Jest też ukryty przy leśnej drodze krzyż, upamiętniający miejsce bitwy, którą stoczyły wojska polskie dowodzone przez hetmana Jana Sobieskiego, późniejszego króla Jana III Sobieskiego, ze sprzymierzeńcami wojsk tureckich – Tatarami w 1672 roku. Tak głosi napis umieszczony pod krzyżem.
Kolejnym obiektem we wsi, jest kamienna, greckokatolicka cerkiew św. Mikołaja, pochodząca z 1901 roku. Powstała w miejscu starszej, drewnianej cerkwi z 1831 roku. Obecnie jest remontowana. Obok stoi drewniana dzwonnica z 1834 r. i kapliczka z figurką św. Mikołaja.
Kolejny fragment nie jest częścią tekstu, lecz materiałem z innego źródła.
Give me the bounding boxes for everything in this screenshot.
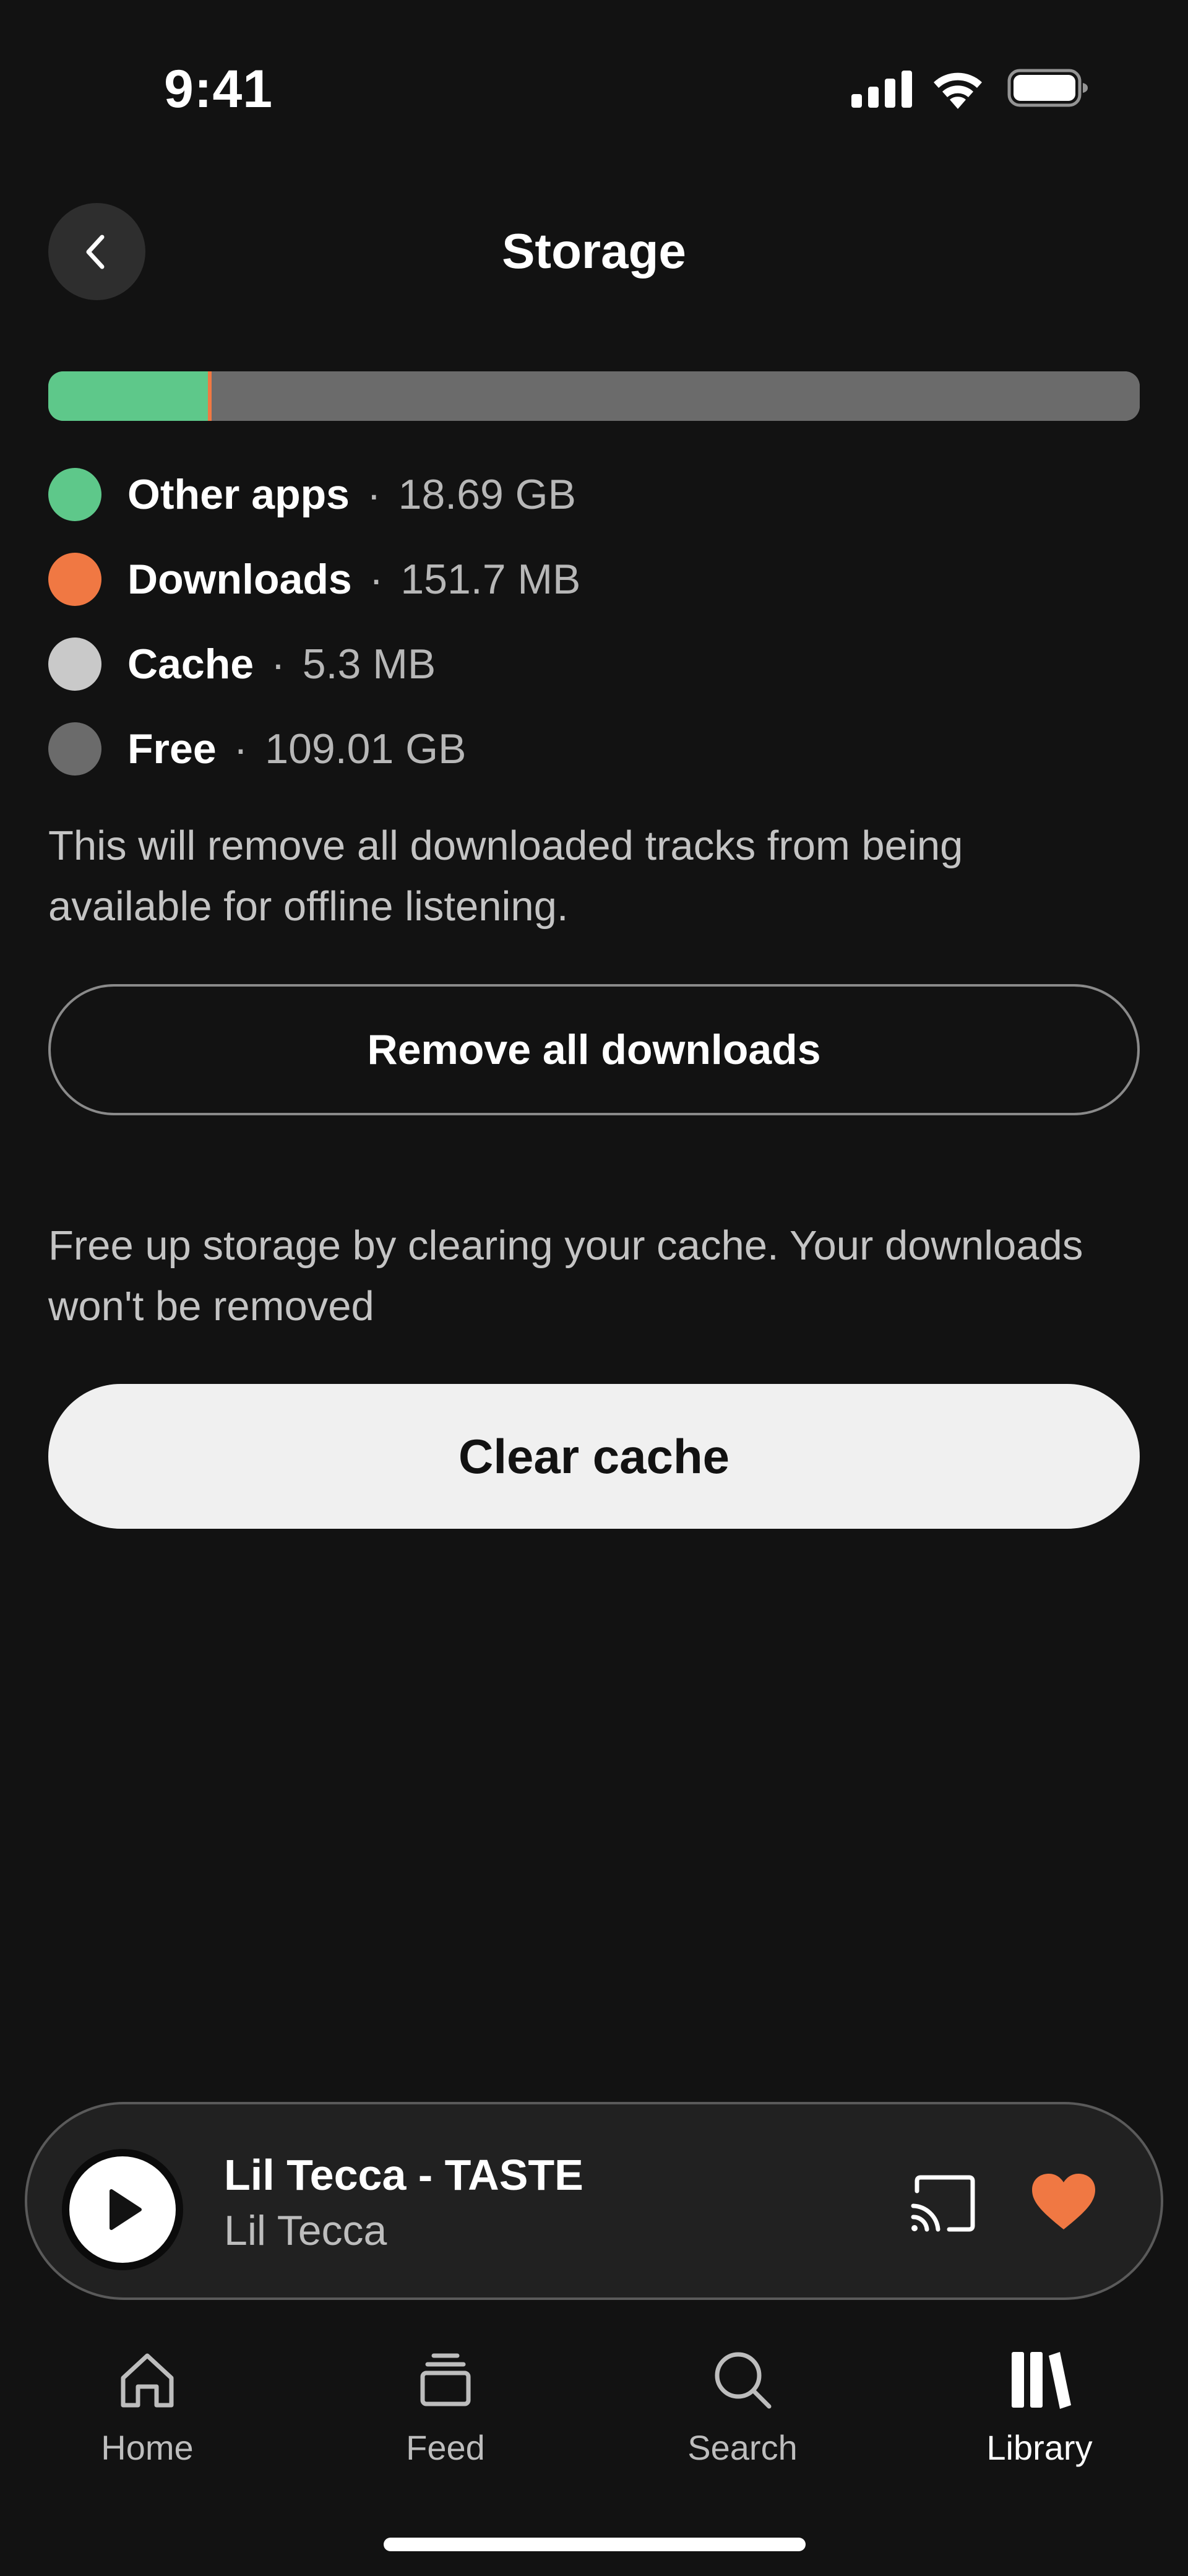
legend-label: Other apps <box>127 470 350 518</box>
search-icon <box>715 2352 772 2409</box>
mini-player[interactable] <box>25 2102 1163 2300</box>
battery-icon <box>1007 69 1088 107</box>
tab-home[interactable]: Home <box>54 2346 240 2468</box>
tab-feed[interactable]: Feed <box>353 2346 538 2468</box>
wifi-icon <box>934 72 982 109</box>
legend-dot-icon <box>48 637 101 691</box>
legend-dot-icon <box>48 552 101 606</box>
legend-separator: · <box>369 555 384 603</box>
legend-separator: · <box>271 640 285 688</box>
play-button[interactable] <box>62 2149 183 2270</box>
tab-label: Home <box>101 2428 194 2467</box>
legend-dot-icon <box>48 467 101 521</box>
tab-label: Library <box>986 2428 1093 2467</box>
feed-icon <box>420 2353 471 2406</box>
storage-usage-bar <box>48 371 1140 421</box>
legend-dot-icon <box>48 722 101 776</box>
tab-label: Search <box>687 2428 798 2467</box>
legend-size: 18.69 GB <box>398 470 576 518</box>
play-button-face <box>69 2156 176 2263</box>
page-title: Storage <box>502 223 686 279</box>
cellular-signal-icon <box>851 69 912 108</box>
cast-icon[interactable] <box>908 2174 976 2233</box>
home-indicator[interactable] <box>384 2538 806 2551</box>
storage-bar-segment-other-apps <box>48 371 208 421</box>
remove-downloads-description: This will remove all downloaded tracks f… <box>48 823 963 930</box>
legend-item-downloads: Downloads · 151.7 MB <box>48 537 1100 621</box>
legend-item-free: Free · 109.01 GB <box>48 706 1100 791</box>
track-artist: Lil Tecca <box>224 2207 387 2254</box>
legend-size: 5.3 MB <box>302 640 436 688</box>
legend-item-other-apps: Other apps · 18.69 GB <box>48 452 1100 537</box>
legend-separator: · <box>233 725 248 772</box>
legend-item-cache: Cache · 5.3 MB <box>48 621 1100 706</box>
legend-label: Free <box>127 725 217 772</box>
tab-library[interactable]: Library <box>947 2346 1132 2468</box>
legend-label: Downloads <box>127 555 352 603</box>
play-icon <box>110 2189 142 2230</box>
tab-search[interactable]: Search <box>650 2346 835 2468</box>
storage-legend: Other apps · 18.69 GB Downloads · 151.7 … <box>48 452 1100 791</box>
home-icon <box>121 2353 174 2408</box>
remove-all-downloads-button[interactable]: Remove all downloads <box>48 984 1140 1115</box>
clear-cache-button[interactable]: Clear cache <box>48 1384 1140 1529</box>
legend-size: 109.01 GB <box>265 725 467 772</box>
status-time: 9:41 <box>164 59 273 119</box>
track-title: Lil Tecca - TASTE <box>224 2151 583 2199</box>
heart-icon[interactable] <box>1030 2171 1098 2233</box>
legend-separator: · <box>366 470 381 518</box>
clear-cache-description: Free up storage by clearing your cache. … <box>48 1222 1083 1329</box>
tab-label: Feed <box>406 2428 485 2467</box>
legend-label: Cache <box>127 640 254 688</box>
legend-size: 151.7 MB <box>400 555 581 603</box>
library-icon <box>1012 2352 1071 2409</box>
storage-bar-segment-free <box>212 371 1140 421</box>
Kilkaset metrów od cerkwi i muzeum, w lesie, jest kolejna drewniana kaplica św. Huberta na wodzie, nad potokiem Prutnikiem. Została wzniesiona w latach 20-tych XX wieku. Poprzednio też była tu kaplica z XIX w., ale została rozebrana ze względu na jej zły stan techniczny. Przed kapliczką jest pomost drewniany, na którego końcu widnieje kamienna figurka Matki Bożej. Zaś wewnątrz kaplicy była ikona przedstawiająca św. Mikołaja Biskupa i Wniebowzięcie NMP. Być może ikona ta pochodziła z pobliskiej cerkwi, ale niestety podczas remontu kaplicy zaginęła i została zastąpiona innym obrazem.
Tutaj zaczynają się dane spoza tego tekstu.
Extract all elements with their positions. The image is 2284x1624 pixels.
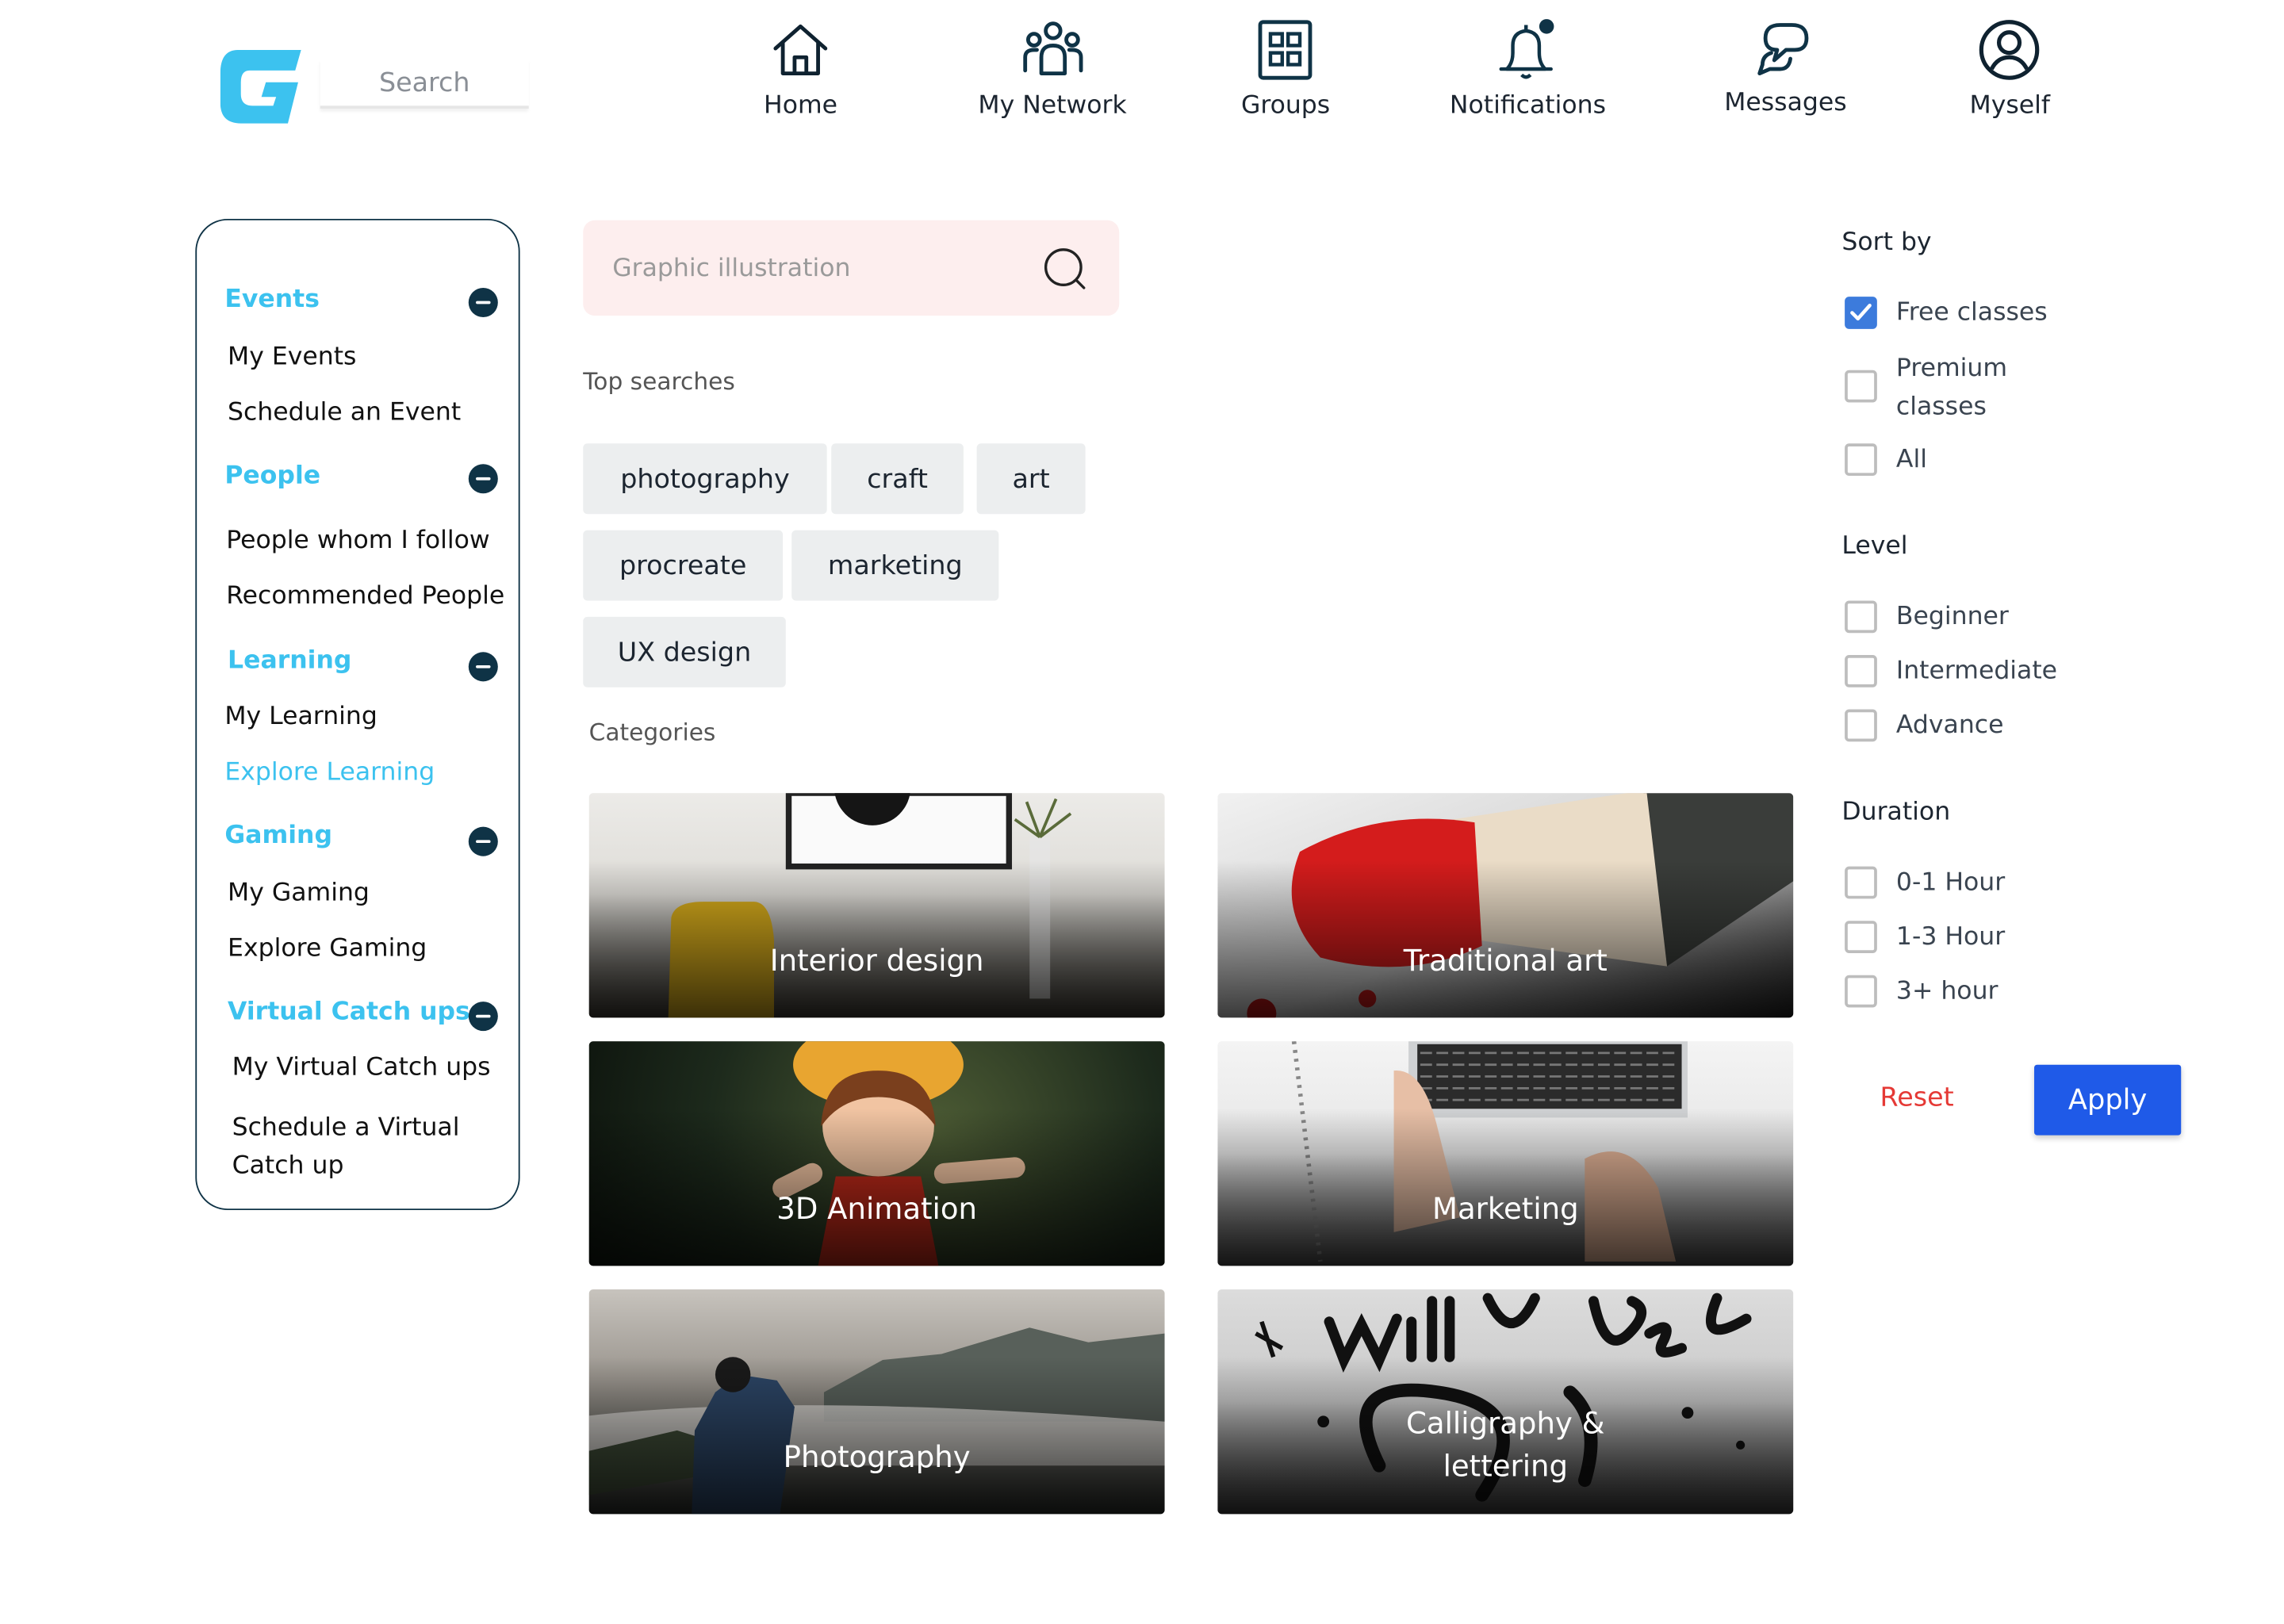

Z kapliczką wiąże się legenda, która mówi o tym jak pewien pasterz niechcący uderzył batem postać kobiecą, która mu się ukazała. Postać ta rozpłynęła się w wodzie i więcej się nie pojawiła. Szybko miejscowa ludność ustaliła, że to Maryja ukazała się pasterzowi i chciała coś mu powiedzieć, ale gdy ten ją niechcący ugodził batem - zniknęła. Ludność postanowiła wystawić kapliczkę aby przeprosić Maryję. Wkrótce źródłom wokół kapliczki przypisano lecznicze bądź cudowne właściwości i do kapliczki na wodzie zaczęli się schodzić pielgrzymi.
Ania.
Komentarze
Pozdrawiam
W ogóle bardzo ciekawie... a dla mnie to zupełnie obce tereny...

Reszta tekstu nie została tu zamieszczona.